File: 02-outlier.py


Michel Bierlaire

Tue Aug 13 11:01:40 2024



In [None]:

import pandas as pd
import biogeme.database as db
import biogeme.biogeme as bio
from IPython.core.display_functions import display
from biogeme.expressions import Beta, Variable
from biogeme.models import loglogit, logit


The objective of this laboratory is to illustrate the outlier analysis. We use the Optima case study, for
transportation mode choice in Switzerland.

Read the data

In [None]:
df = pd.read_csv('optima.dat', sep='\t')
display(df)


Prepare the data for Biogeme

In [None]:
database = db.Database('optima', df)


Identification of the relevant variables.

In [None]:
Choice = Variable('Choice')
Weight = Variable('Weight')
age = Variable('age')
Gender = Variable('Gender')
TimePT = Variable('TimePT')
TimeCar = Variable('TimeCar')
TripPurpose = Variable('TripPurpose')
MarginalCostPT = Variable('MarginalCostPT')
CostCarCHF = Variable('CostCarCHF')
distance_km = Variable('distance_km')
Education = Variable('Education')
LangCode = Variable('LangCode')
OccupStat = Variable('OccupStat')
NbTransf = Variable('NbTransf')
Income = Variable('Income')
WaitingTimePT = Variable('WaitingTimePT')
CarAvail = Variable('CarAvail')
Subscription = Variable('Subscription')
GenAbST = Variable('GenAbST')
OwnHouse = Variable('OwnHouse')
NbBicy = Variable('NbBicy')


Removing some incorrectly coded data.

In [None]:
exclude = (
    (age == -1)
    + (Choice == -1)
    + (CostCarCHF < 0)
    + (Income == -1)
    + (CarAvail == 3) * (Choice == 1)
) > 0
database.remove(exclude)



We first estimate a simple model:
\begin{align*}
V_\text{PT} &= \text{Cte}_\text{PT} + \beta_{t, \text{PT}} \text{Time}_\text{PT}
+ \beta_{c, \text{PT}} \text{Cost}_\text{PT}, \\
V_\text{Car} &= \text{Cte}_\text{Car} + \beta_{t, \text{Car}} \text{Time}_\text{Car}
+ \beta_{c, \text{Car}} \text{Cost}_\text{Car}, \\
V_\text{SM} &= \beta_d \text{distance}.
\end{align*}

Parameters to be estimated.

In [None]:
ASC_PT = Beta('ASC_PT', 0, None, None, 0)
ASC_CAR = Beta('asc_car', 0, None, None, 0)
BETA_TIME_PT = Beta('beta_time_pt', 0.0, None, None, 0)
BETA_TIME_CAR = Beta('beta_time_car', 0.0, None, None, 0)
BETA_COST = Beta('BETA_COST', 0, None, None, 0)
BETA_DISTANCE = Beta('BETA_DISTANCE', 0, None, None, 0)


Utility functions

In [None]:
V_PT = ASC_PT + BETA_TIME_PT * TimePT + BETA_COST * MarginalCostPT
V_CAR = ASC_CAR + BETA_TIME_CAR * TimeCar + BETA_COST * CostCarCHF
V_SM = BETA_DISTANCE * distance_km

V = {0: V_PT, 1: V_CAR, 2: V_SM}


Availability conditions.

In [None]:
av = {0: 1, 1: CarAvail != 3, 2: 1}


Estimation of the parameters

In [None]:
logprob = loglogit(V, av, Choice)
biogeme = bio.BIOGEME(database, logprob)
biogeme.modelName = 'logit_optima_base'
results = biogeme.estimate()


General statistics.

In [None]:
print(results.print_general_statistics())


Estimated parameters

In [None]:
display(results.get_estimated_parameters())

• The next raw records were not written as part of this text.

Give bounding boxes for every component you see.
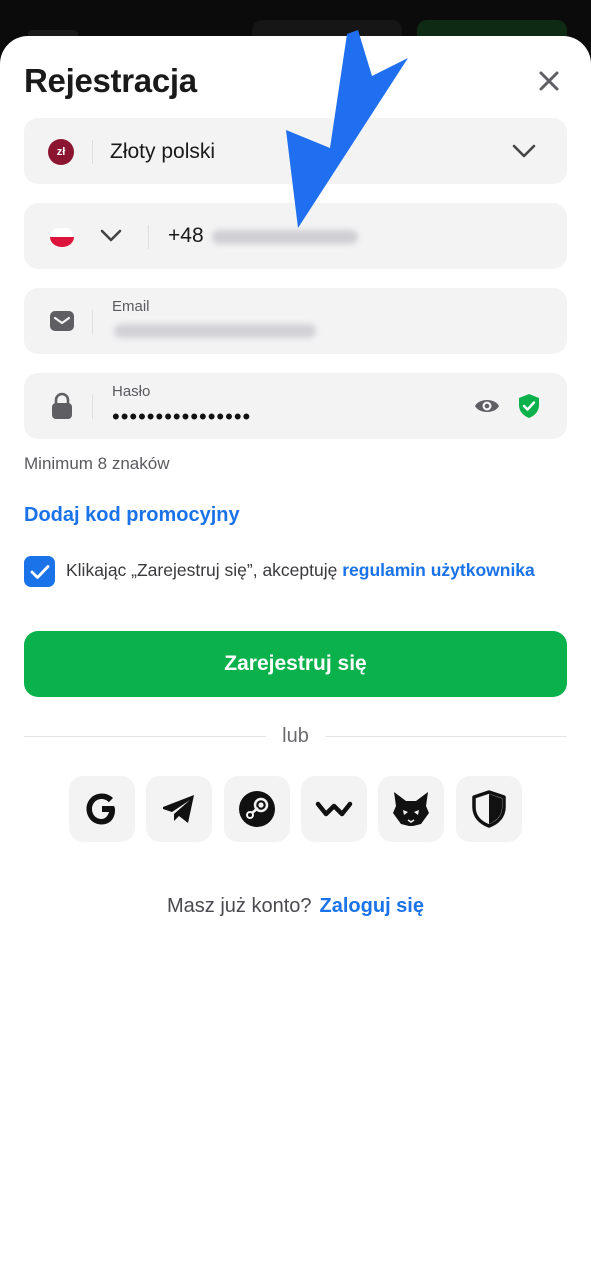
divider (92, 395, 93, 419)
mail-icon (50, 311, 74, 331)
terms-text: Klikając „Zarejestruj się”, akceptuję re… (66, 558, 536, 583)
page-title: Rejestracja (24, 62, 197, 99)
terms-link[interactable]: regulamin użytkownika (342, 560, 535, 580)
email-value-redacted (114, 324, 316, 338)
telegram-icon (163, 795, 194, 823)
login-question: Masz już konto? (167, 895, 312, 917)
poland-flag-icon[interactable] (50, 227, 74, 247)
password-label: Hasło (112, 383, 151, 400)
registration-sheet: Rejestracja zł Złoty polski +48 Email Ha… (0, 36, 591, 1280)
chevron-down-icon[interactable] (99, 227, 123, 245)
email-field[interactable]: Email (24, 288, 567, 354)
add-promo-code-link[interactable]: Dodaj kod promocyjny (24, 504, 240, 527)
email-label: Email (112, 298, 150, 315)
shield-icon (472, 790, 506, 828)
walletconnect-login-button[interactable] (301, 776, 367, 842)
google-icon (86, 793, 115, 825)
secure-shield-icon (519, 394, 539, 418)
currency-select[interactable]: zł Złoty polski (24, 118, 567, 184)
password-field[interactable]: Hasło •••••••••••••••• (24, 373, 567, 439)
zloty-icon: zł (48, 139, 74, 165)
phone-field[interactable]: +48 (24, 203, 567, 269)
walletconnect-icon (315, 801, 353, 817)
password-value: •••••••••••••••• (112, 404, 252, 429)
metamask-login-button[interactable] (378, 776, 444, 842)
password-hint: Minimum 8 znaków (24, 454, 170, 473)
login-prompt: Masz już konto? Zaloguj się (0, 895, 591, 918)
terms-label: Klikając „Zarejestruj się”, akceptuję (66, 560, 338, 580)
divider (92, 140, 93, 164)
steam-login-button[interactable] (224, 776, 290, 842)
shield-login-button[interactable] (456, 776, 522, 842)
steam-icon (239, 791, 275, 827)
lock-icon (52, 392, 72, 419)
divider (148, 225, 149, 249)
close-icon (539, 71, 559, 91)
currency-label: Złoty polski (110, 140, 216, 163)
close-button[interactable] (532, 64, 566, 98)
register-button[interactable]: Zarejestruj się (24, 631, 567, 697)
terms-checkbox[interactable] (24, 556, 55, 587)
divider (92, 310, 93, 334)
eye-icon[interactable] (474, 394, 500, 418)
telegram-login-button[interactable] (146, 776, 212, 842)
google-login-button[interactable] (69, 776, 135, 842)
metamask-fox-icon (393, 792, 429, 826)
login-link[interactable]: Zaloguj się (320, 895, 424, 917)
phone-prefix: +48 (168, 224, 204, 247)
phone-number-redacted (212, 230, 358, 244)
divider-line (325, 736, 567, 737)
chevron-down-icon (512, 144, 536, 158)
check-icon (30, 564, 49, 579)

We now simulate the estimated model to obtain the contribution of each observation to the likelihood function. It is
the probability predicted by the model to choose the actually chosen alternative.

In [None]:
prob_chosen = logit(V, av, Choice)


We define a dictionary with the formulas to be simulated. Here, there is only one.

In [None]:
simulate = {'Prob. chosen': prob_chosen}


We perform the simulation.

In [None]:
biosim = bio.BIOGEME(database, simulate)
betas_values = results.get_beta_values()
sim_results = biosim.simulate(the_beta_values=betas_values)
display(sim_results)



Consider as outliers all observations such that the choice probability is less than 10%.

- Investigate the data in order to understand why the model is performing so poorly on those observations.
- Use your conclusions to improve the model specification.